The best-trained, most talented researchers gravitate to environments where their work is leveraged by modern equipment, reliable utilities, and sufficient funding for supplies and, perhaps most critically, where they can benefit from the presence of other talented people and we Africans are proven to be very talented and smart people if given the chance to explore.
Nigeria has a powerful entrepreneurial climate, with innovative ventures such as Jumia, Inter-switch,  and Andela as the outcomes. These ventures cut across education, fintech, agriculture, healthcare, logistics, and travel. Nigeria was Africa’s leading startup investment destination in 2018, recording nearly $95 million in deals. Lagos’ Yaba neighbourhood has even earned the nickname “Yabacon Valley.”
The relative affordability of Nigeria’s internet is key; The Economist ranks it first in affordability in the region. The government’s National Identity Management Commission has been carrying out massive registration across the country on the mandatory National Identity Number (NIN) scheme.
A unique identity system is essential in developing countries, where the vast majority have few other ways to prove who they are and thereby get access to public services or the financial system, usually through a mobile phone. Policies to facilitate digitisation must adapt to many challenges, which, themselves, must be addressed over time.
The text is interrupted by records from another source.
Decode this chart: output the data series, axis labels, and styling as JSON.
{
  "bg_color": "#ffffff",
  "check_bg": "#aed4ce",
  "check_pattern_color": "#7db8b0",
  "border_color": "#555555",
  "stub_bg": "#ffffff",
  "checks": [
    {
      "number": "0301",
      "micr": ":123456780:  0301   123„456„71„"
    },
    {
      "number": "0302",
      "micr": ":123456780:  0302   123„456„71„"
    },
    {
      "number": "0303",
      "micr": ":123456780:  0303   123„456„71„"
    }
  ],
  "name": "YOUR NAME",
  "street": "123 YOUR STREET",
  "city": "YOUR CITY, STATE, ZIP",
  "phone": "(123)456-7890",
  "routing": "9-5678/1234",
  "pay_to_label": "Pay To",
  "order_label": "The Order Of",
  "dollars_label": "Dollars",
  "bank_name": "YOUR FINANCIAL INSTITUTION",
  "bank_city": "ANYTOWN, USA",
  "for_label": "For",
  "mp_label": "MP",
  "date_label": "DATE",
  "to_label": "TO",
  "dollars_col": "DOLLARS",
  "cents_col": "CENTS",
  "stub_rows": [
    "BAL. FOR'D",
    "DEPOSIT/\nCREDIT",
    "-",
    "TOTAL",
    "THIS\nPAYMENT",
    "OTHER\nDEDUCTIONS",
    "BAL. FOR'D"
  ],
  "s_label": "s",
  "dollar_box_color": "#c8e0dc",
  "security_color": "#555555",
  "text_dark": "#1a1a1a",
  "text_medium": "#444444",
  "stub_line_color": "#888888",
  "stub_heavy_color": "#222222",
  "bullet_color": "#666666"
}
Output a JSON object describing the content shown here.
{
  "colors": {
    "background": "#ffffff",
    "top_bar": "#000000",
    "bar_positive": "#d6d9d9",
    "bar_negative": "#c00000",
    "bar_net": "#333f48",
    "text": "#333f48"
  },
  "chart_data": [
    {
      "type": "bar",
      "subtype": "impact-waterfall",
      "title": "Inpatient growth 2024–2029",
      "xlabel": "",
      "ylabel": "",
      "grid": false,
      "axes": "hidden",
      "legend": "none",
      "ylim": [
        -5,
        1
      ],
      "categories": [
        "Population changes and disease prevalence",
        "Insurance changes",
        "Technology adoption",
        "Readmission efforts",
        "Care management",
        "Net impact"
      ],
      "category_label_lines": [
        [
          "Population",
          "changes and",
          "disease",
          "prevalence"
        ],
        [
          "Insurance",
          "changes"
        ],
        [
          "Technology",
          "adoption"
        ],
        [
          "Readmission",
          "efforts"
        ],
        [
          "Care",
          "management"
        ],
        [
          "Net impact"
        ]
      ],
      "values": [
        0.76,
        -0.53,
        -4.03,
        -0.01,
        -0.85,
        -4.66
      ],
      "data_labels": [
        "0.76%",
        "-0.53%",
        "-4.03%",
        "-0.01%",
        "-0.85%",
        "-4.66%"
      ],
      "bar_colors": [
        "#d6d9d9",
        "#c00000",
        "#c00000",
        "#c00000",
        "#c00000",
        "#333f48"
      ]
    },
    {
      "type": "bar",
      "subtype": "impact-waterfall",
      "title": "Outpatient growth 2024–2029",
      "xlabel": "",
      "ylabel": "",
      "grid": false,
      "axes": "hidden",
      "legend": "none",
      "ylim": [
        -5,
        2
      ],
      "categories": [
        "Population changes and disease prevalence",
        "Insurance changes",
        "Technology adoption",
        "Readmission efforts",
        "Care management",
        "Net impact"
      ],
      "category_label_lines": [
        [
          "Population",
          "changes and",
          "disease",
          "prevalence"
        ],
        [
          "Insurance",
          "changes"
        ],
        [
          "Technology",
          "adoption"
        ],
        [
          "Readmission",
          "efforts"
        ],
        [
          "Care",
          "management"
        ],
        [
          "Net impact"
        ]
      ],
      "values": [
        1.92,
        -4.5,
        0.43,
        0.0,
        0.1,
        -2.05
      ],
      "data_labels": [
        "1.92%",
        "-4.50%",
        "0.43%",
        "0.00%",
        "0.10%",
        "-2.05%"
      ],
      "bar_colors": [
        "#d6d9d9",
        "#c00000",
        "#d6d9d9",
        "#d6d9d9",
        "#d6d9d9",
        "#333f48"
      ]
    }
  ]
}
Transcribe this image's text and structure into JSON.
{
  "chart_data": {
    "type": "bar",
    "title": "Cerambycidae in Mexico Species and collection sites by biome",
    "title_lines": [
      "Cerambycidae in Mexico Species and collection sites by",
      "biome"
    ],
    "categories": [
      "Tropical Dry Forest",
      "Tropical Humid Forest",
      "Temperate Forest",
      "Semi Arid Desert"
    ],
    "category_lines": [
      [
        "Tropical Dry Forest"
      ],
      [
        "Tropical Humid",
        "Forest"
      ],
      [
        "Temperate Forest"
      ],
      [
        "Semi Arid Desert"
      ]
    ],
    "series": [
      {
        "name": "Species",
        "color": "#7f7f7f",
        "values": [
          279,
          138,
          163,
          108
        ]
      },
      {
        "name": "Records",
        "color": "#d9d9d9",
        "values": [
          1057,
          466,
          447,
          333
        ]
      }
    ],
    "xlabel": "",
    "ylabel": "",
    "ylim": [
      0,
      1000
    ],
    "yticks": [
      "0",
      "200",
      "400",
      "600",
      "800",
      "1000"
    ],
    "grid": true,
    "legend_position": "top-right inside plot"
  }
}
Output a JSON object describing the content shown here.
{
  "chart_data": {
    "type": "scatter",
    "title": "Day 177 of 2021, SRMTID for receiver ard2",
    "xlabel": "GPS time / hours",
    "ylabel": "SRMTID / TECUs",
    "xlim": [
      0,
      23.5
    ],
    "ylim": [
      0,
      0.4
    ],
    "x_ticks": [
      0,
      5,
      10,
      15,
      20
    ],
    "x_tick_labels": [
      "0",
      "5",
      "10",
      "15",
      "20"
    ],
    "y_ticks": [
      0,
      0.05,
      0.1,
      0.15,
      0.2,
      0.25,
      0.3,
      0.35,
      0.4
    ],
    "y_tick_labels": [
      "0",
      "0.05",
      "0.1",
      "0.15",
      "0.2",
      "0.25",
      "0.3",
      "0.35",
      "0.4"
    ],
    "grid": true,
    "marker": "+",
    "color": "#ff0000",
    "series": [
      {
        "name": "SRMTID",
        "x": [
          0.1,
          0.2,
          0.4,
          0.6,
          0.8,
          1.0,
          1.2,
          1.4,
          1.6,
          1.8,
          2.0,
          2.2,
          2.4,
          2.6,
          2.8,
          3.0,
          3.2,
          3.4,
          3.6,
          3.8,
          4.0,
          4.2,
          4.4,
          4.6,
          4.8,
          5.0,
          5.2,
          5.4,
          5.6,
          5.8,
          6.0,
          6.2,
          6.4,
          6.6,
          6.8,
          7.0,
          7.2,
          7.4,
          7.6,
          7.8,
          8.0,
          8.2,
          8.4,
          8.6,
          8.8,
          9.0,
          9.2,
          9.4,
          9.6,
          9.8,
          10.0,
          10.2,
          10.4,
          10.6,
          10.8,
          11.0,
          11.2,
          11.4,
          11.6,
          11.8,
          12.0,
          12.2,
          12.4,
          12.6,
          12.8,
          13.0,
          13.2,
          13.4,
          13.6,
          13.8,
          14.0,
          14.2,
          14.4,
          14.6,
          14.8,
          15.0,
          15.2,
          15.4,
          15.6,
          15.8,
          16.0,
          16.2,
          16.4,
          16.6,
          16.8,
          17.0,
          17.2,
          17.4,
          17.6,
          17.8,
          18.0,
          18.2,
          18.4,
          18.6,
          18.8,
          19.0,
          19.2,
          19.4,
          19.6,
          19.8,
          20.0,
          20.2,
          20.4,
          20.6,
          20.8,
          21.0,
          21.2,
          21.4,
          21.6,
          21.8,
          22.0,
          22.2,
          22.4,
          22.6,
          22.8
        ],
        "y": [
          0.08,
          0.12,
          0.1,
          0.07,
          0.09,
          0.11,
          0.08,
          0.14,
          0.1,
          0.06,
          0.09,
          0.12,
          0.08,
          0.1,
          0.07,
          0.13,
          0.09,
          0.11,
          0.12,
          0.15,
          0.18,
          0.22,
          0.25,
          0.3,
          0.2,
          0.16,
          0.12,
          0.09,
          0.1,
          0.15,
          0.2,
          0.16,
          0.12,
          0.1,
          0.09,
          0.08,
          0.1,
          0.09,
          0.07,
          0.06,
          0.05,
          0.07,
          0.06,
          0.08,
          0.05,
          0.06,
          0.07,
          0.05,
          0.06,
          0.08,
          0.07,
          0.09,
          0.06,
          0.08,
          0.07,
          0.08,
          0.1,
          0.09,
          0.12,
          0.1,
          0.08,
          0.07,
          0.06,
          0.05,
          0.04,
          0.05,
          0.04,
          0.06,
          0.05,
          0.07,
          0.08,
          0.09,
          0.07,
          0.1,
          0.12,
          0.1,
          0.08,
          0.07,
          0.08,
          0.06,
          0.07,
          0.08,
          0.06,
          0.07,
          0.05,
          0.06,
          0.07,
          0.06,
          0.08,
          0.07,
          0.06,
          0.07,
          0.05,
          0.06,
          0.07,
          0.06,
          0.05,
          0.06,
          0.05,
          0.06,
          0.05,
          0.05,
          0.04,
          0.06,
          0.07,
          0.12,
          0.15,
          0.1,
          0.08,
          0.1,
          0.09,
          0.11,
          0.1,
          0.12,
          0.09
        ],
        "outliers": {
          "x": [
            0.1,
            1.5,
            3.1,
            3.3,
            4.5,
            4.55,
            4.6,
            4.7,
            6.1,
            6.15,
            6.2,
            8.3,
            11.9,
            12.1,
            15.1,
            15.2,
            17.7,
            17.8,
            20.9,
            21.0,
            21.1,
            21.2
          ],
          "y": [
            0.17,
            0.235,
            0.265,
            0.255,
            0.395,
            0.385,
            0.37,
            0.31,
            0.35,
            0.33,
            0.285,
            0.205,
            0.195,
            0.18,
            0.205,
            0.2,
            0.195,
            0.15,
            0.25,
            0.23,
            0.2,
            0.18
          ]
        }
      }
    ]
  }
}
It is therefore heart-warming when the Minister of Communications and Digital Economy, Isa Pantami recently challenged startups and innovators in the Nigeria ecosystem to take ownership of existing policies to further consolidate and enhance the success of the ecosystem.
During his meeting with indigenous innovators in Lagos, Pantami urged them to explore avenues of developing the ecosystem to further drive the digital economy agenda.
Beyond the call, the Federal Government should also ensure its policies are practicable for the enabling environment.
Fom Gyem writes from Wuye District, Abuja.